Each fall, North America’s most well-known butterfly, the familiar orange, black, and white monarch, undertakes one of nature’s most spectacular migrations. Even though the tiny insects are born hundreds or even thousands of miles away, they make a treacherous journey from the northern U.S. and Canada to places they’ve never been, to spend the winter months where their ancestors mated generations before.
Monarchs from east of the Rocky Mountains spend their winters in Mexico, but you can get an up-close look at this mesmerizing natural wonder without leaving the U.S. Monarchs born west of the Rocky Mountains spend their winters in California, where, from November through February, they congregate in eucalyptus, Monterey pine, or cypress trees close to the Pacific Ocean.
The number of monarchs in California has declined by more than 95 percent since the 1980s. Although there was a slight rebound in the winters beginning in 2021 and 2022, the International Union for Conservation of Nature classified both the western and eastern monarchs as endangered in 2022.
For travelers who want to experience this amazing natural phenomenon in person, here are six must-see stops on a monarch road trip along California’s Central Coast.
1. Goleta Monarch Grove
The Goleta Monarch Grove near Santa Barbara is located on the Ellwood Mesa, a 137-acre open space with wooded terrain, trails, and beach access. The best time to see the butterflies here is mid-day after the air is warmed by the sun. Wear sturdy hiking shoes as this is a rustic natural area and you may find yourself climbing over dead trees. Look for butterflies clustered near the tops of the trees. They might look like dead leaves at first glance, so bring binoculars.
2. Ritz-Carlton Bacara
Located near the butterfly grove is the Ritz-Carlton Bacara, a luxury, pet-friendly, 358-room oceanfront resort. It’s pricey, but worth the splurge with its gorgeous beach setting, noteworthy on-site restaurant, pristine pools, and spa. You’ll find that the monarchs like it here as well. Take an afternoon stroll along the beach or linger over afternoon cocktails at an outdoor bar and you’re likely to see the butterflies darting in and out of the adjacent woodlands.

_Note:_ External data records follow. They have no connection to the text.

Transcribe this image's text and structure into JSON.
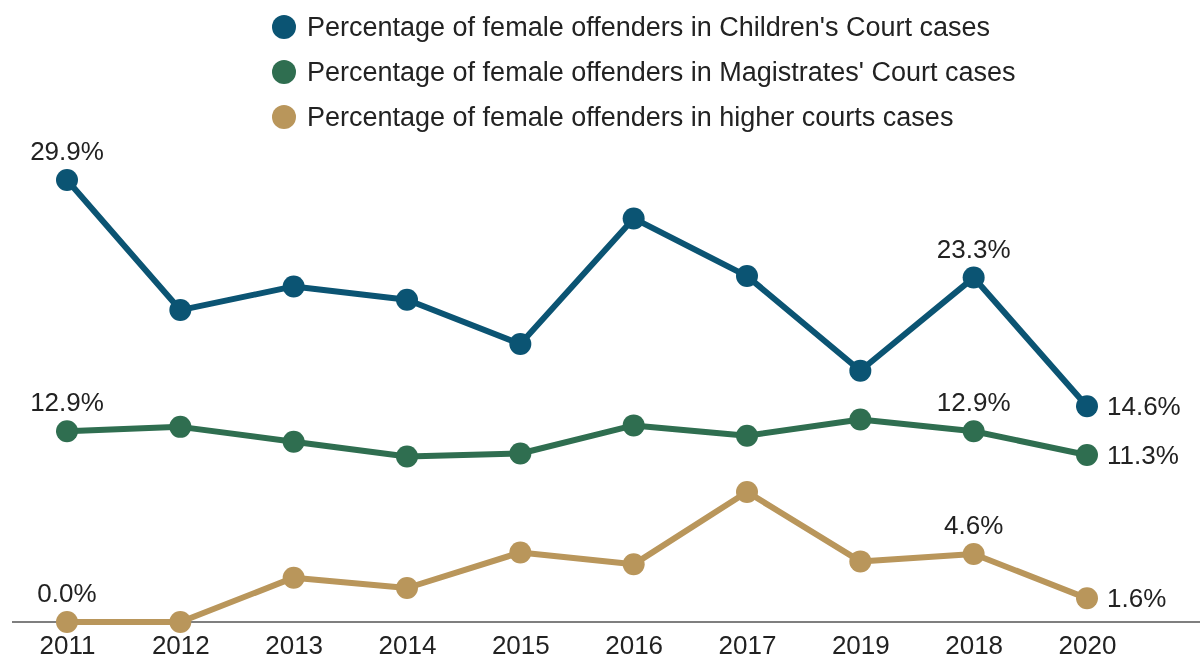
{
  "chart_data": {
    "type": "line",
    "categories": [
      "2011",
      "2012",
      "2013",
      "2014",
      "2015",
      "2016",
      "2017",
      "2019",
      "2018",
      "2020"
    ],
    "series": [
      {
        "name": "Percentage of female offenders in Children's Court cases",
        "color": "#0b5473",
        "values": [
          29.9,
          21.1,
          22.7,
          21.8,
          18.8,
          27.3,
          23.4,
          17.0,
          23.3,
          14.6
        ],
        "value_labels": [
          "29.9%",
          null,
          null,
          null,
          null,
          null,
          null,
          null,
          "23.3%",
          "14.6%"
        ]
      },
      {
        "name": "Percentage of female offenders in Magistrates' Court cases",
        "color": "#2f6e50",
        "values": [
          12.9,
          13.2,
          12.2,
          11.2,
          11.4,
          13.3,
          12.6,
          13.7,
          12.9,
          11.3
        ],
        "value_labels": [
          "12.9%",
          null,
          null,
          null,
          null,
          null,
          null,
          null,
          "12.9%",
          "11.3%"
        ]
      },
      {
        "name": "Percentage of female offenders in higher courts cases",
        "color": "#b9965b",
        "values": [
          0.0,
          0.0,
          3.0,
          2.3,
          4.7,
          3.9,
          8.8,
          4.1,
          4.6,
          1.6
        ],
        "value_labels": [
          "0.0%",
          null,
          null,
          null,
          null,
          null,
          null,
          null,
          "4.6%",
          "1.6%"
        ]
      }
    ],
    "legend": "top right",
    "marker": "circle",
    "line_style": "solid",
    "grid": false,
    "tick_labels": "x"
  }
}
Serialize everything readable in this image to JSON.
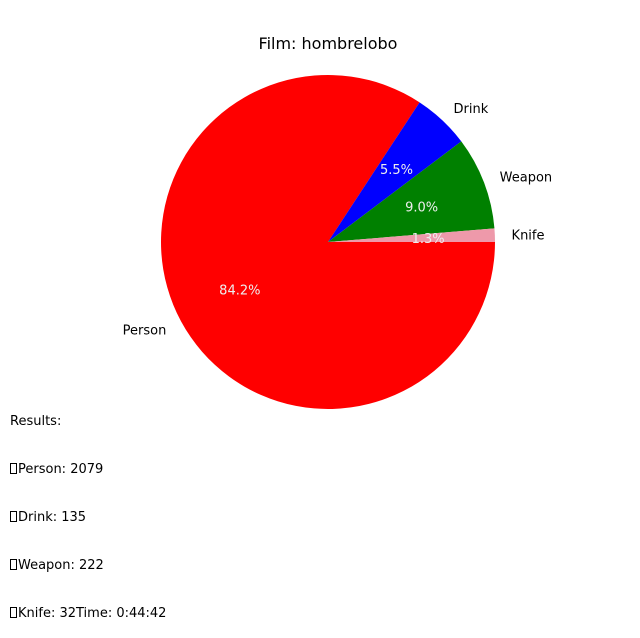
{
  "chart_data": {
    "type": "pie",
    "title": "Film: hombrelobo",
    "slices": [
      {
        "label": "Person",
        "value": 2079,
        "pct_label": "84.2%",
        "color": "#ff0000",
        "pct_color": "#eeeeee"
      },
      {
        "label": "Drink",
        "value": 135,
        "pct_label": "5.5%",
        "color": "#0000ff",
        "pct_color": "#eeeeee"
      },
      {
        "label": "Weapon",
        "value": 222,
        "pct_label": "9.0%",
        "color": "#008000",
        "pct_color": "#eeeeee"
      },
      {
        "label": "Knife",
        "value": 32,
        "pct_label": "1.3%",
        "color": "#ee99aa",
        "pct_color": "#eeeeee"
      }
    ],
    "start_angle_deg": 0,
    "direction": "clockwise"
  },
  "results": {
    "heading": "Results:",
    "lines": [
      "Person: 2079",
      "Drink: 135",
      "Weapon: 222",
      "Knife: 32"
    ],
    "time": "Time: 0:44:42"
  }
}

3. Monarch Butterfly Grove
About 80 miles north of Santa Barbara, right off of Highway 1, is the Monarch Butterfly Grove in Pismo Beach. It’s an easy-to-reach grove of trees surrounded by a walkway where you’re likely to see large numbers of monarchs. Docents stationed at the reserve can explain what the butterflies are up to, and there’s a small souvenir stand and a sign with the daily butterfly counts. Because the trees where the monarchs congregate are grouped closely together, it’s easy to see large clumps of butterflies here.

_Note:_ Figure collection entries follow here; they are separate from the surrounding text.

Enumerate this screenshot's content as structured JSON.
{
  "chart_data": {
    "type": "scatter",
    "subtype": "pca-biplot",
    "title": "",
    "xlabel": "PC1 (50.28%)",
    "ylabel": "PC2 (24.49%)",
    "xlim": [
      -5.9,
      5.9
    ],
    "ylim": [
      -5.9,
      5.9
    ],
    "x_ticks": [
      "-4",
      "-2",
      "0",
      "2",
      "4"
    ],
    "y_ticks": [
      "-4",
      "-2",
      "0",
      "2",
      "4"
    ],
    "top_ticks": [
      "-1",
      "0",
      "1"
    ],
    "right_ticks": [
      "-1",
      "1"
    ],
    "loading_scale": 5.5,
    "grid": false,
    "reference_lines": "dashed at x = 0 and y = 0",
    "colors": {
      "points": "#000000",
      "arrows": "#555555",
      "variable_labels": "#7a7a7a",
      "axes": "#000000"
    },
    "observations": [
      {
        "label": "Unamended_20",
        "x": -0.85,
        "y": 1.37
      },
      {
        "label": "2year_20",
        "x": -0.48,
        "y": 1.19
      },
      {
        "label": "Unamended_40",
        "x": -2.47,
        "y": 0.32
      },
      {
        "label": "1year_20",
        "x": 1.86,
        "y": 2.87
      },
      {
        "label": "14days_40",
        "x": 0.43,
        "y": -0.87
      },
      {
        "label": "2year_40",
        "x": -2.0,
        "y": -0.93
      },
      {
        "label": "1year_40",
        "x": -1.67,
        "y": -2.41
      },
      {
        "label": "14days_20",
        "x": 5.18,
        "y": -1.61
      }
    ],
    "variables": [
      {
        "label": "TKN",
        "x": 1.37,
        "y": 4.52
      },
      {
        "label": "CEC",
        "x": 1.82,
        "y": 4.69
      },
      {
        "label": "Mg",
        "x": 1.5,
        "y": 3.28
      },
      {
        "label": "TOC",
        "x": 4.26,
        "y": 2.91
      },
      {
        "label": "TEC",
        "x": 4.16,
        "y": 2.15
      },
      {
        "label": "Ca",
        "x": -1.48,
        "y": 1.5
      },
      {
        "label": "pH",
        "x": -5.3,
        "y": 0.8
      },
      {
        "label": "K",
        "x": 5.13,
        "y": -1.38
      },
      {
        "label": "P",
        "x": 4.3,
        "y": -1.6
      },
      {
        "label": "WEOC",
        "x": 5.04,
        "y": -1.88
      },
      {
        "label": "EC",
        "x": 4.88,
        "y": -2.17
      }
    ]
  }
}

Take a walk to soak in the fresh coastal forest air at Fiscalini Ranch Preserve in Cambria, where you might spot monarchs high up in the pines. At Piedras Blancas Beach, located a few miles north, hundreds of elephant seals cavort across the beach just off the highway. These huge sea mammals play and fight, in and out of the water, mate and give birth on the sand right in front of you. If you plan to stay the night, the Cambria Pines Lodge, a 25-acre rustic resort with pet-friendly rooms and suites, is great for families. The Blue Dolphin Inn, an upscale 20-room boutique hotel downtown overlooking Moonstone Beach, is a fine spot for couples.
5. Monarch Butterfly Sanctuary
A little more than 2 hours north up the coast in Monterey County is Pacific Grove, which bills itself as “Butterfly Town, USA.” The Monarch Butterfly Sanctuary is an easily accessible spot in this quaint coastal city of Victorian homes and rocky beaches. It’s near another must-do attraction, the 17-mile Drive, which highlights spectacular scenery, including the famed Pebble Beach golf course and the 250-year-old Monterey cypress that has become one of the world’s most photographed trees.
6. Natural Bridges State Park
About 40 miles north of Pacific Grove is Natural Bridges State Park in Santa Cruz. While the butterfly grove is definitely worth a visit, this park also provides easy access to California redwoods, and is the place where surfing was first brought to the U.S. While in the area, visit the Santa Cruz Surfing Museum and learn how a trio of young Hawaiian princes in 1885 rode the waves on long planks of local redwood.